Dom Adelar Baruffi
Bispo de Cruz Alta

No centro da passagem conhecida como “transfiguração do Senhor” (cf. Mt 17,1-9), apresenta-se uma questão central: a quem o cristão deve escutar? A palavra ouvida do Pai responde que aquele que é seu discípulo pelo batismo se coloca à sua escuta. “Este é o meu Filho amado, no qual eu pus todo meu agrado. Escutai-o” (Mt 17,5). De fato, nosso tempo carece da qualidade de “ouvir”, sabemos melhor “olhar”. E o olhar logo produz uma reação, positiva ou negativa. Escutar é o princípio do caminho espiritual, colocar-se disponível para uma “Palavra” que orienta nossa vida. A diferença é básica: no olhar eu sou o centro, o que eu vejo e o que eu julgo; na escuta, embora sempre seletiva de nossa parte, me remete a outro que vem a mim e me fala. Escutar a Deus, no seu Filho, e seu evangelho é o caminho cristão. A vida não se transfigura pelo olhar, mas pela escuta. O caminho quaresmal, parafraseando o Papa Francisco, deve nos ajudar a subir o monte e tirar a cera que se acumulou nos nossos ouvidos, como quem já se acostumou a viver a fé, sem grandes novidades (Mensagem aos novos bispos, 10 de setembro de 2015).

De fato, somente quem tem a coragem de uma atitude de recolhimento, de subir a montanha, a convite de Jesus (cf. Mt 17,1), conseguirá conhecer a identidade de Jesus Cristo. Ele não é somente um grande, o mais exemplar dos humanos, mas muito mais, ele é o “Filho de Deus”, “este é o meu filho amado” (Mt 17,5). O “Filho amado” vem nos falar e se mostra a nós: “Escutai-o” (v.5). Os discípulos de Jesus Cristo só terão a certeza de quem é Jesus se superarem o medo do silêncio, de subir a montanha, de deixar a ansiedade do cotidiano, de ousar subir o monte e estar com ele. No nosso caso, há muitos modos de realizar este propósito. Não deixemos de aceitar um convite para um retiro de família, de jovens, de um movimento ou das lideranças. Eles são momentos preciosos, sobretudo neste tempo da Quaresma. Este envolvimento de estar com o Senhor levou Pedro a dizer: “Senhor, é bom ficarmos aqui” (Mt 17,4). A transfiguração do discípulo se dá neste encontro, que pode ter tantos nomes e caminhos, mas sempre no silêncio com o Senhor, numa comunidade de fé, na escuta atenta da Palavra e na vivência da caridade. Como precisamos aprender a arte de escutar mais e, muitas vezes, também calar. Deixar que a transfiguração nos molde conforme o olhar de Cristo.

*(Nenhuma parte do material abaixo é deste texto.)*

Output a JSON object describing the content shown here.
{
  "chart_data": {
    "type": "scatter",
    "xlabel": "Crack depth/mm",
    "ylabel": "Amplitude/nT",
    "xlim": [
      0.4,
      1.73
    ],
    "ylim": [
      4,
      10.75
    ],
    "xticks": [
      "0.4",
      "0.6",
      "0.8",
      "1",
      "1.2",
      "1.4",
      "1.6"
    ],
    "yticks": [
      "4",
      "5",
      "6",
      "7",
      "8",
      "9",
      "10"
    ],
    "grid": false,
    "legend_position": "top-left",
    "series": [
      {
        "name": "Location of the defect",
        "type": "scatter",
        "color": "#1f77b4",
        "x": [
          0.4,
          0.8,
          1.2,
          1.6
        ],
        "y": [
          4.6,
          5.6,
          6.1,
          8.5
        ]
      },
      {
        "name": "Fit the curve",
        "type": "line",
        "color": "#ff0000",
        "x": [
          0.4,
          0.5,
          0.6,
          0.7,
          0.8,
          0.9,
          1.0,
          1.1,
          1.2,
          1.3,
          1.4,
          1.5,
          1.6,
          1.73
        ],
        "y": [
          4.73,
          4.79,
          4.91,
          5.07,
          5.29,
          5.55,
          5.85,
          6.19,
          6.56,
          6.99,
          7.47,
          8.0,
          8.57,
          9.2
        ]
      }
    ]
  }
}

A nós, os participantes de nossas comunidades, o pedido de Jesus é deixar-se constantemente transfigurar por Ele, pela sua Palavra. “Jesus quer evangelizadores que anunciem a Boa-Nova, não só com palavras, mas, sobretudo, com uma vida transfigurada pela presença de Deus” (EG n, 259). Mas, a vida cristã se concretiza no cotidiano e, sobretudo na compaixão, como nos ensina a Campanha da Fraternidade deste ano. De fato, aquele que se deixa transfigurar pelo cotidiano encontro com o Ressuscitado terá mais condições de viver a compaixão. Sua ação não será somente uma boa ação social. Será muito mais, uma extensão do coração de Deus, que no seu Filho soube se aproximar e amar.

Façamos o propósito de, a partir de nossa vivência de fé, olharmos nossos familiares com acolhida e respeito; superarmos nossa indiferença com os “sobrantes” da sociedade; visitar um asilo ou os doentes, muitas vezes esquecidos; ajudar uma causa de promoção da vida humana, contra a corrupção e a violência. Assim, poderemos “de coração purificado, entregues à oração e à pratica do amor fraterno, preparar-nos para celebrar os mistérios pascais, que nos deram vida nova e nos tornaram filhos e filhas vossos” (Prefácio da Quaresma I).